Google-Backed SCVNGR Takes On Foursquare, Looks To Boost Fun With 'Challenges'

It was only a matter of time. Since last summer, we’ve been tracking the progress of SCVNGR, a location-based gaming platform that allows users to build engaging, real-world scavenger hunts that use their mobile devices to both receive clues and solve riddles. Until now the service has primarily catered to museums, universities, and businesses, who use it for things like tours, orientations, and team-building exercises (they’re up to over 600 paying customers). Now SCVNGR, which recently raised $4 million from Google Ventures,  is getting a bit more ambitious: it’s looking to turn the world into one big scavenger hunt, and it’s going to be taking on the likes of Foursquare and Gowalla in the process.

To mark the launch of this new consumer-facing side of SCVNGR, the startup has launched new applications for iPhone and Android (you can grab the iPhone app here, and a QR code for the Android app is here) (it’s US-only for now). If you’ve used Foursquare or Gowalla before, the applications should look pretty familiar at first — you can ‘check-in’ to any of the 20 million venues in the SCVNGR database and see what your friends are up to. But there’s a key difference: SCVNGR revolves around interactive ‘challenges’, which users are prompted to complete when they visit a venue. These can range from simple things, like the act of checking-in at a venue or taking a goofy photo with a store mannequin, to much richer experiences, depending on how creative the business gets.

SCVNGR CEO Seth Priebatsch acknowledges that this is already a crowded space with some very well-funded competitors, but he believes that this ‘challenge’ angle will be enough to differentiate SCVNGR from the rest of the pack. He explains that the value of a check-in on a service like Foursquare tends to be very transient in nature — if you see that check-in an hour or two after it was created, there’s a good chance it is no longer relevant, as the user may well have moved on to their next destination. Challenges, Priebatsch believes, have a much longer shelf life.


As an example, Priebatsch described what might happen if you walked into a local burrito shop that had set up a few challenges on SCVNGR. After pulling out your phone and checking in, the app could prompt you to build an origami figure out of the tin foil your burrito came in, and to upload a picture of your creation to the service.  Doing so would reward you with some SCVNGR points (which are currently valueless but will likely be part of a reward system in the future). So while your friends may not see your check-in by hours or days, they would probably still enjoy the photo of your burrito’s tin foil swan. Another challenge could charge users with using clues scattered around a store to solve a riddle, for example.

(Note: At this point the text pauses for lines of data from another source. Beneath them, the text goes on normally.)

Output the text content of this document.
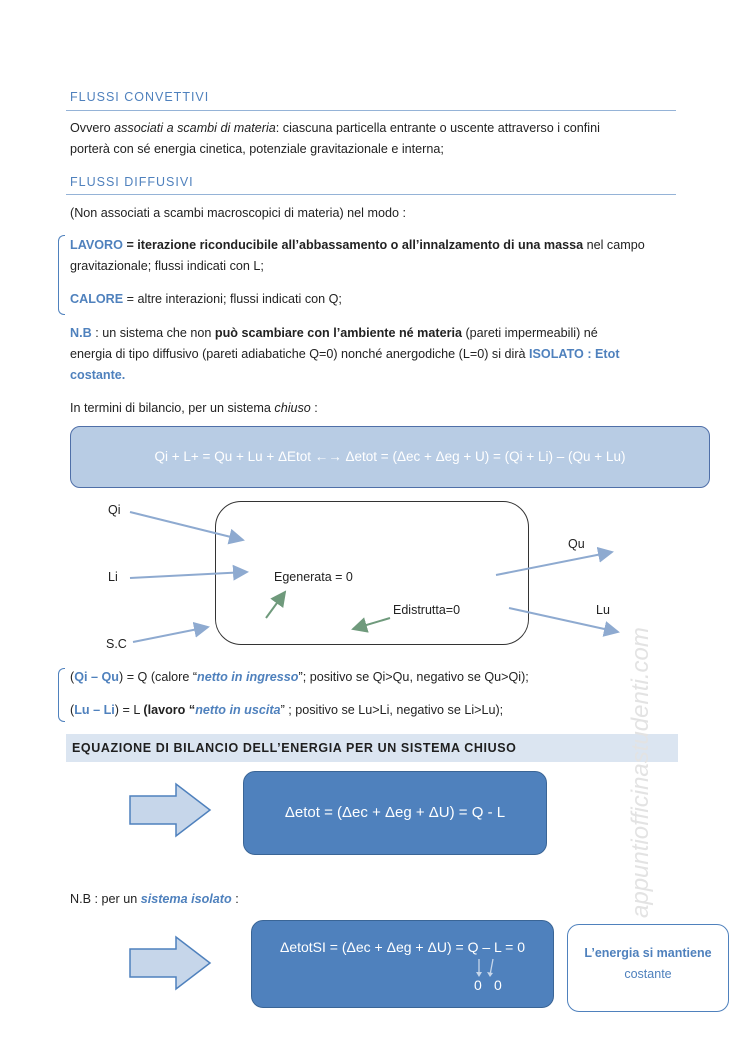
FLUSSI CONVETTIVI
Ovvero associati a scambi di materia: ciascuna particella entrante o uscente attraverso i confini
porterà con sé energia cinetica, potenziale gravitazionale e interna;
FLUSSI DIFFUSIVI
(Non associati a scambi macroscopici di materia) nel modo :
LAVORO = iterazione riconducibile all’abbassamento o all’innalzamento di una massa nel campo
gravitazionale; flussi indicati con L;
CALORE = altre interazioni; flussi indicati con Q;
N.B : un sistema che non può scambiare con l’ambiente né materia (pareti impermeabili) né
energia di tipo diffusivo (pareti adiabatiche Q=0) nonché anergodiche (L=0) si dirà ISOLATO : Etot
costante.
In termini di bilancio, per un sistema chiuso :
Qi + L+ = Qu + Lu + ΔEtot ←→ Δetot = (Δec + Δeg + U) = (Qi + Li) – (Qu + Lu)
Qi
Li
S.C
Qu
Lu
Egenerata = 0
Edistrutta=0
(Qi – Qu) = Q (calore “netto in ingresso”; positivo se Qi>Qu, negativo se Qu>Qi);
(Lu – Li) = L (lavoro “netto in uscita” ; positivo se Lu>Li, negativo se Li>Lu);
EQUAZIONE DI BILANCIO DELL’ENERGIA PER UN SISTEMA CHIUSO
Δetot = (Δec + Δeg + ΔU) = Q - L
N.B : per un sistema isolato :
ΔetotSI = (Δec + Δeg + ΔU) = Q – L = 0
0 0
L’energia si mantiene
costante
appuntiofficinastudenti.com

Challenges can be created by anyone, including both business owners and their customers (you could also create challenges at a non-business venue like a park if you wanted to). Screening and flagging systems are in place to ensure that there aren’t any inappropriate challenges. And while most challenges will be created from phones, businesses that want to create challenges at multiple locations at once (like a restaurant chain), will be able to do so using SCVNGR’s enterprise tools.

In some ways SCVNGR is late to the game — aside from Foursquare, there are plenty of other competitors, including Loopt, Gowalla, Brightkite, and probably Facebook in the near future, and all of them are going to be vying for attention from local businesses. Every venue in SCVNGR’s database will come with three basic challenges (one of which is a basic check-in), but it will only be fun if users and businesses start putting the time in to make engaging, creative challenges. In this sense, there’s a bit of a chicken-and-egg problem.

All of that said, I like that SCVNGR is setting out to offer a more engaging experience than Foursquare and Gowalla, which I got bored of pretty quickly (yes, I know plenty of people are totally addicted to them — I just find the gaming elements of these services to be superficial). I suspect the popularity of SCVNGR will be tied to how widespread challenges are, and, more important, how fun they are. Likewise, SCVNGR is going to have to incent users to play the game by getting businesses to offer rewards and coupons for completing their challenges (show them the money). Some gamers will keep jumping on to SCVNGR because it’s fun, but the service needs a carrot to dangle in front of users to get them hooked.